3. Write a heart-felt letter to MBIE asking for permission to self-isolate at home. Provide basic information, such as:
i) that you are a New Zealand citizen, and not a citizen or resident of any other country, and give your date of birth and passport information;
ii) your planned flight details, including your arrival details – either expected or actual date and time of arrival in New Zealand and the flight number;
iii) the city you’re will arrive at (Auckland), the country you left from, and all the airports you’ll transit in;
iv) when, if at all, you have had Covid and when you recovered;
v) that you are double-vaccinated, preferably with the Pfizer vaccine, and at least two weeks ago but no longer than six months ago, and provide evidence of that;
vi) the address in Auckland where you can self-isolate away from other members of that household;
vii) your Auckland GP or the Auckland GP you will approach to keep in touch with;
viii) that you will sign a statutory declaration you will not be in close contact with anyone while in self-isolation; and
ix) that you will submit to any type of surveillance MBIE requires for up to two weeks, including, for example, an electronic ankle bracelet.
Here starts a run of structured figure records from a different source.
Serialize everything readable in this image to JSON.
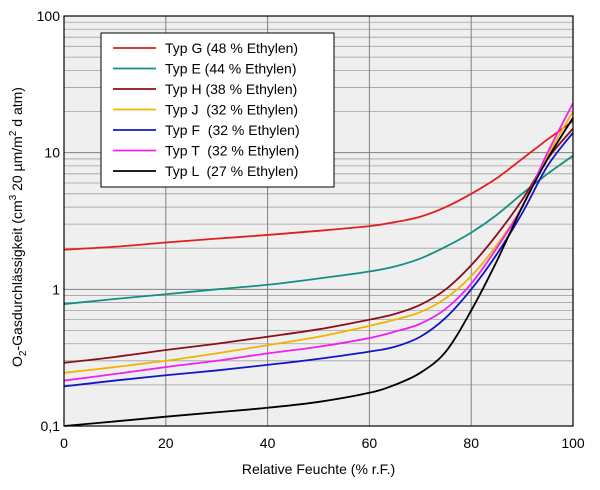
{
  "chart_data": {
    "type": "line",
    "title": "",
    "xlabel": "Relative Feuchte (% r.F.)",
    "ylabel": {
      "part1": "O",
      "sub1": "2",
      "part2": "-Gasdurchlässigkeit (cm",
      "sup1": "3",
      "part3": " 20 µm/m",
      "sup2": "2",
      "part4": " d atm)"
    },
    "xlim": [
      0,
      100
    ],
    "ylim": [
      0.1,
      100
    ],
    "yscale": "log",
    "grid": true,
    "legend_position": "top-left",
    "x_ticks": [
      "0",
      "20",
      "40",
      "60",
      "80",
      "100"
    ],
    "y_ticks": [
      "0,1",
      "1",
      "10",
      "100"
    ],
    "plot_background": "#efefef",
    "series": [
      {
        "name": "Typ G (48 % Ethylen)",
        "color": "#e0201e",
        "x": [
          0,
          10,
          20,
          30,
          40,
          50,
          60,
          65,
          70,
          75,
          80,
          85,
          90,
          95,
          100
        ],
        "y": [
          1.95,
          2.05,
          2.2,
          2.35,
          2.5,
          2.68,
          2.9,
          3.1,
          3.4,
          4.0,
          5.0,
          6.5,
          9.0,
          12.5,
          17.0
        ]
      },
      {
        "name": "Typ E (44 % Ethylen)",
        "color": "#149080",
        "x": [
          0,
          10,
          20,
          30,
          40,
          50,
          60,
          65,
          70,
          75,
          80,
          85,
          90,
          95,
          100
        ],
        "y": [
          0.78,
          0.85,
          0.92,
          1.0,
          1.08,
          1.2,
          1.35,
          1.47,
          1.68,
          2.05,
          2.6,
          3.5,
          5.0,
          7.0,
          9.5
        ]
      },
      {
        "name": "Typ H (38 % Ethylen)",
        "color": "#8b0f18",
        "x": [
          0,
          10,
          20,
          30,
          40,
          50,
          60,
          65,
          70,
          75,
          80,
          85,
          90,
          95,
          100
        ],
        "y": [
          0.29,
          0.32,
          0.36,
          0.4,
          0.45,
          0.51,
          0.6,
          0.66,
          0.77,
          1.0,
          1.5,
          2.5,
          4.5,
          9.0,
          15.0
        ]
      },
      {
        "name": "Typ J  (32 % Ethylen)",
        "color": "#f0b400",
        "x": [
          0,
          10,
          20,
          30,
          40,
          50,
          60,
          65,
          70,
          75,
          80,
          85,
          90,
          95,
          100
        ],
        "y": [
          0.245,
          0.27,
          0.3,
          0.34,
          0.39,
          0.45,
          0.54,
          0.6,
          0.68,
          0.86,
          1.25,
          2.1,
          4.0,
          9.5,
          20.0
        ]
      },
      {
        "name": "Typ F  (32 % Ethylen)",
        "color": "#1414c8",
        "x": [
          0,
          10,
          20,
          30,
          40,
          50,
          60,
          65,
          70,
          75,
          80,
          85,
          90,
          95,
          100
        ],
        "y": [
          0.195,
          0.215,
          0.235,
          0.255,
          0.28,
          0.31,
          0.35,
          0.38,
          0.45,
          0.62,
          1.0,
          1.8,
          3.6,
          8.0,
          14.0
        ]
      },
      {
        "name": "Typ T  (32 % Ethylen)",
        "color": "#f020f0",
        "x": [
          0,
          10,
          20,
          30,
          40,
          50,
          60,
          65,
          70,
          75,
          80,
          85,
          90,
          95,
          100
        ],
        "y": [
          0.215,
          0.24,
          0.27,
          0.3,
          0.34,
          0.38,
          0.44,
          0.49,
          0.56,
          0.72,
          1.1,
          2.0,
          4.0,
          10.0,
          23.0
        ]
      },
      {
        "name": "Typ L  (27 % Ethylen)",
        "color": "#000000",
        "x": [
          0,
          10,
          20,
          30,
          40,
          50,
          60,
          65,
          70,
          75,
          80,
          85,
          90,
          95,
          100
        ],
        "y": [
          0.1,
          0.108,
          0.117,
          0.126,
          0.136,
          0.15,
          0.175,
          0.2,
          0.245,
          0.35,
          0.7,
          1.6,
          4.0,
          9.0,
          18.0
        ]
      }
    ]
  }
}
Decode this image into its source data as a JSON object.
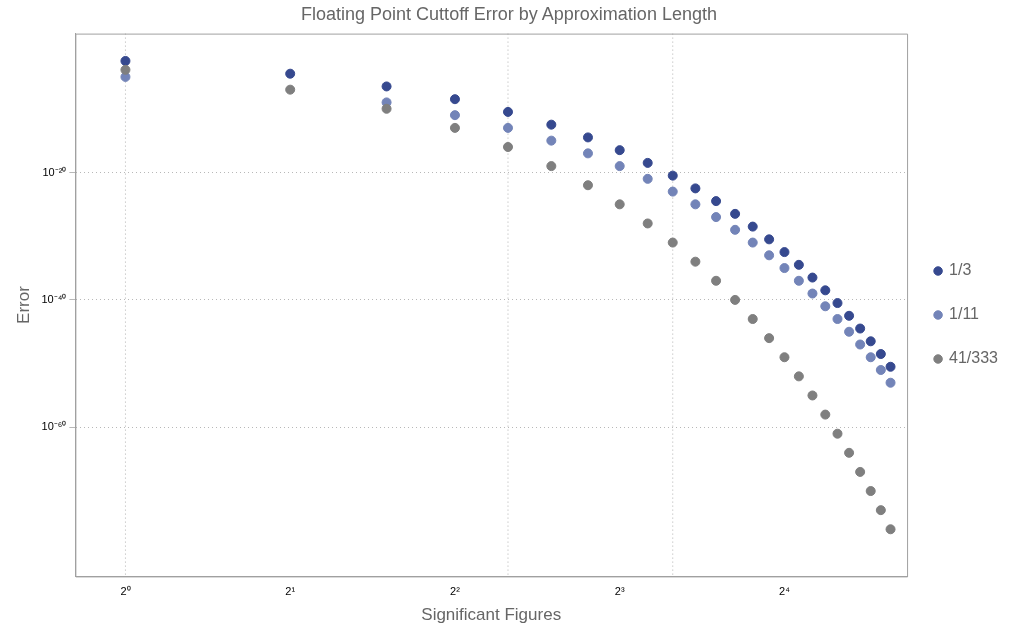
{
  "chart_data": {
    "type": "scatter",
    "title": "Floating Point Cuttoff Error by Approximation Length",
    "xlabel": "Significant Figures",
    "ylabel": "Error",
    "x": [
      1,
      2,
      3,
      4,
      5,
      6,
      7,
      8,
      9,
      10,
      11,
      12,
      13,
      14,
      15,
      16,
      17,
      18,
      19,
      20,
      21,
      22,
      23,
      24,
      25
    ],
    "log": "xy",
    "grid": "y",
    "legend": "right",
    "marker": "circle",
    "xlim": [
      0.81,
      26.8
    ],
    "ylim": [
      4e-84,
      63
    ],
    "xticks": [
      {
        "value": 1,
        "label": "2⁰"
      },
      {
        "value": 2,
        "label": "2¹"
      },
      {
        "value": 4,
        "label": "2²"
      },
      {
        "value": 8,
        "label": "2³"
      },
      {
        "value": 16,
        "label": "2⁴"
      }
    ],
    "yticks": [
      {
        "value": 1e-20,
        "label": "10⁻²⁰"
      },
      {
        "value": 1e-40,
        "label": "10⁻⁴⁰"
      },
      {
        "value": 1e-60,
        "label": "10⁻⁶⁰"
      }
    ],
    "ref_lines": [
      {
        "axis": "x",
        "value": 1,
        "label": null,
        "color": "#b0b0b0",
        "line_style": "dotted"
      },
      {
        "axis": "x",
        "value": 5,
        "label": null,
        "color": "#b0b0b0",
        "line_style": "dotted"
      },
      {
        "axis": "x",
        "value": 10,
        "label": null,
        "color": "#b0b0b0",
        "line_style": "dotted"
      }
    ],
    "series": [
      {
        "name": "1/3",
        "color": "#36498f",
        "values": [
          0.0032,
          3.2e-05,
          3.2e-07,
          3.2e-09,
          3.2e-11,
          3.2e-13,
          3.2e-15,
          3.2e-17,
          3.2e-19,
          3.2e-21,
          3.2e-23,
          3.2e-25,
          3.2e-27,
          3.2e-29,
          3.2e-31,
          3.2e-33,
          3.2e-35,
          3.2e-37,
          3.2e-39,
          3.2e-41,
          3.2e-43,
          3.2e-45,
          3.2e-47,
          3.2e-49,
          3.2e-51
        ]
      },
      {
        "name": "1/11",
        "color": "#7384b8",
        "values": [
          1e-05,
          null,
          1e-09,
          1e-11,
          1e-13,
          1e-15,
          1e-17,
          1e-19,
          1e-21,
          1e-23,
          1e-25,
          1e-27,
          1e-29,
          1e-31,
          1e-33,
          1e-35,
          1e-37,
          1e-39,
          1e-41,
          1e-43,
          1e-45,
          1e-47,
          1e-49,
          1e-51,
          1e-53
        ]
      },
      {
        "name": "41/333",
        "color": "#7f7f7f",
        "values": [
          0.00013,
          1e-07,
          1e-10,
          1e-13,
          1e-16,
          1e-19,
          1e-22,
          1e-25,
          1e-28,
          1e-31,
          1e-34,
          1e-37,
          1e-40,
          1e-43,
          1e-46,
          1e-49,
          1e-52,
          1e-55,
          1e-58,
          1e-61,
          1e-64,
          1e-67,
          1e-70,
          1e-73,
          1e-76
        ]
      }
    ]
  }
}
4. Check you address the six tests in par 77 of Bolton v MBIE. That is, mention or discuss:
i) the need, as you see it, to return home, perhaps mentioning things like:
a) you have run out of money where you are, or staying there is costing you an unreasonable amount;
b) your visa has expired and you are currently living illegally wherever you are, solely as a consequence of the New Zealand Government’s policies;
c) you have a desperate family need to return home (ageing or dying relatives);
d) your mental health is at risk because of the above, or because you are profoundly lonely; …
e) etc etc
ii) your right to enjoy the rights conferred by the New Zealand Bill of Rights Act 1990, including the right to freedom of movement and as citizens to enter New Zealand without unreasonable limitation;
iii) your need to avoid the risk of contracting COVID-19 at an MIQ facility, including in view of any characteristics that may make you especially vulnerable to COVID-19, including age;
iv) the precautions you’ll take or other conditions that you will accept may be imposed on you (see 3, vi – ix above)
v) your vaccination status (see 3 iv and v above); and
vi) the prevailing circumstances within the community at the present time (including the latest number of people being allowed to self-isolate in Auckland, that you can get under the “Auckland Update” section of the Ministry of Health’s latest daily Covid media statement).
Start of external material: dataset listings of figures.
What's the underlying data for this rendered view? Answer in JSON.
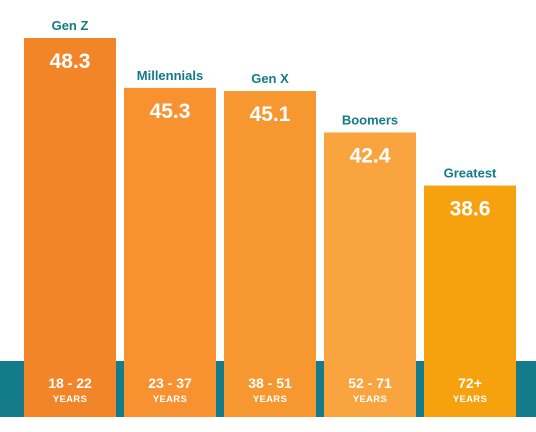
{
  "chart_data": {
    "type": "bar",
    "title": "",
    "xlabel": "",
    "ylabel": "",
    "ylim": [
      0,
      50
    ],
    "grid": false,
    "legend": "none",
    "categories": [
      "Gen Z",
      "Millennials",
      "Gen X",
      "Boomers",
      "Greatest"
    ],
    "values": [
      48.3,
      45.3,
      45.1,
      42.4,
      38.6
    ],
    "value_labels": [
      "48.3",
      "45.3",
      "45.1",
      "42.4",
      "38.6"
    ],
    "age_ranges": [
      "18 - 22",
      "23 - 37",
      "38 - 51",
      "52 - 71",
      "72+"
    ],
    "age_unit": "YEARS",
    "colors": {
      "bars": [
        "#f28527",
        "#f8912f",
        "#f6982f",
        "#f9a43f",
        "#f5a20e"
      ],
      "band": "#137b8a",
      "category_text": "#137b8a"
    }
  }
}
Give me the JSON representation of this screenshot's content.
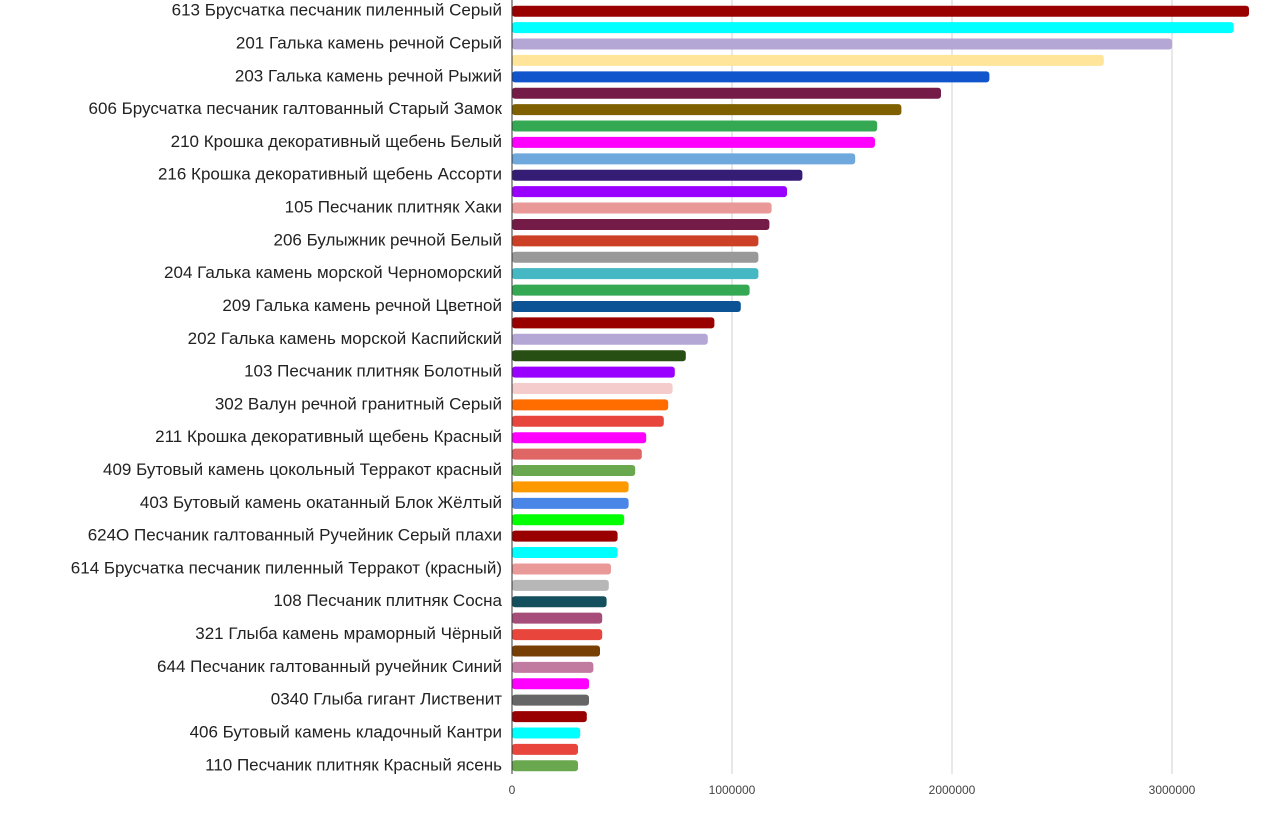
{
  "chart_data": {
    "type": "bar",
    "orientation": "horizontal",
    "categories": [
      "613 Брусчатка песчаник пиленный Серый",
      null,
      "201 Галька камень речной Серый",
      null,
      "203 Галька камень речной Рыжий",
      null,
      "606 Брусчатка песчаник галтованный Старый Замок",
      null,
      "210 Крошка декоративный щебень Белый",
      null,
      "216 Крошка декоративный щебень Ассорти",
      null,
      "105 Песчаник плитняк Хаки",
      null,
      "206 Булыжник речной Белый",
      null,
      "204 Галька камень морской Черноморский",
      null,
      "209 Галька камень речной Цветной",
      null,
      "202 Галька камень морской Каспийский",
      null,
      "103 Песчаник плитняк Болотный",
      null,
      "302 Валун речной гранитный Серый",
      null,
      "211 Крошка декоративный щебень Красный",
      null,
      "409 Бутовый камень цокольный Терракот красный",
      null,
      "403 Бутовый камень окатанный Блок Жёлтый",
      null,
      "624О Песчаник галтованный Ручейник Серый плахи",
      null,
      "614 Брусчатка песчаник пиленный Терракот (красный)",
      null,
      "108 Песчаник плитняк Сосна",
      null,
      "321 Глыба камень мраморный Чёрный",
      null,
      "644 Песчаник галтованный ручейник Синий",
      null,
      "0340 Глыба гигант Лиственит",
      null,
      "406 Бутовый камень кладочный Кантри",
      null,
      "110 Песчаник плитняк Красный ясень"
    ],
    "values": [
      3350000,
      3280000,
      3000000,
      2690000,
      2170000,
      1950000,
      1770000,
      1660000,
      1650000,
      1560000,
      1320000,
      1250000,
      1180000,
      1170000,
      1120000,
      1120000,
      1120000,
      1080000,
      1040000,
      920000,
      890000,
      790000,
      740000,
      730000,
      710000,
      690000,
      610000,
      590000,
      560000,
      530000,
      530000,
      510000,
      480000,
      480000,
      450000,
      440000,
      430000,
      410000,
      410000,
      400000,
      370000,
      350000,
      350000,
      340000,
      310000,
      300000,
      300000
    ],
    "colors": [
      "#990000",
      "#00ffff",
      "#b4a7d6",
      "#ffe599",
      "#1155cc",
      "#741b47",
      "#7f6000",
      "#34a853",
      "#ff00ff",
      "#6fa8dc",
      "#351c75",
      "#9900ff",
      "#ea9999",
      "#741b47",
      "#cc4125",
      "#999999",
      "#45b8c4",
      "#34a853",
      "#0b5394",
      "#990000",
      "#b4a7d6",
      "#274e13",
      "#9900ff",
      "#f4cccc",
      "#ff6d01",
      "#e8453c",
      "#ff00ff",
      "#e06666",
      "#6aa84f",
      "#ff9900",
      "#4a86e8",
      "#00ff00",
      "#990000",
      "#00ffff",
      "#ea9999",
      "#b7b7b7",
      "#134f5c",
      "#a64d79",
      "#e8453c",
      "#783f04",
      "#c27ba0",
      "#ff00ff",
      "#666666",
      "#990000",
      "#00ffff",
      "#e8453c",
      "#6aa84f"
    ],
    "xlim": [
      0,
      3400000
    ],
    "xticks": [
      0,
      1000000,
      2000000,
      3000000
    ],
    "grid": true
  }
}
6. Emphasise you need a decision within three working days, because your travel plans need to be confirmed and paid for by then, and that you hope it won’t be necessary to take the matter to the High Court, the media or the Opposition.
7. Get your lawyer to check that your letter covers everything – but make it a personal plea at this stage rather than a formal lawyer's letter.
8. Send the letter off to [email protected] and call MBIE on +6449315720 until you speak to someone who can confirm the letter is being dealt with urgently.
9. Wait three working days. If you are turned down or don’t hear from them, instruct your lawyer to sue the bastards. You’ll win. They know you’ll win. So they should quickly back down.
10. Confirm your flights and look forward to seeing your friends and families as soon as you are out of self-isolation in less than two weeks.
Good luck! And see you back in Aotearoa New Zealand very soon!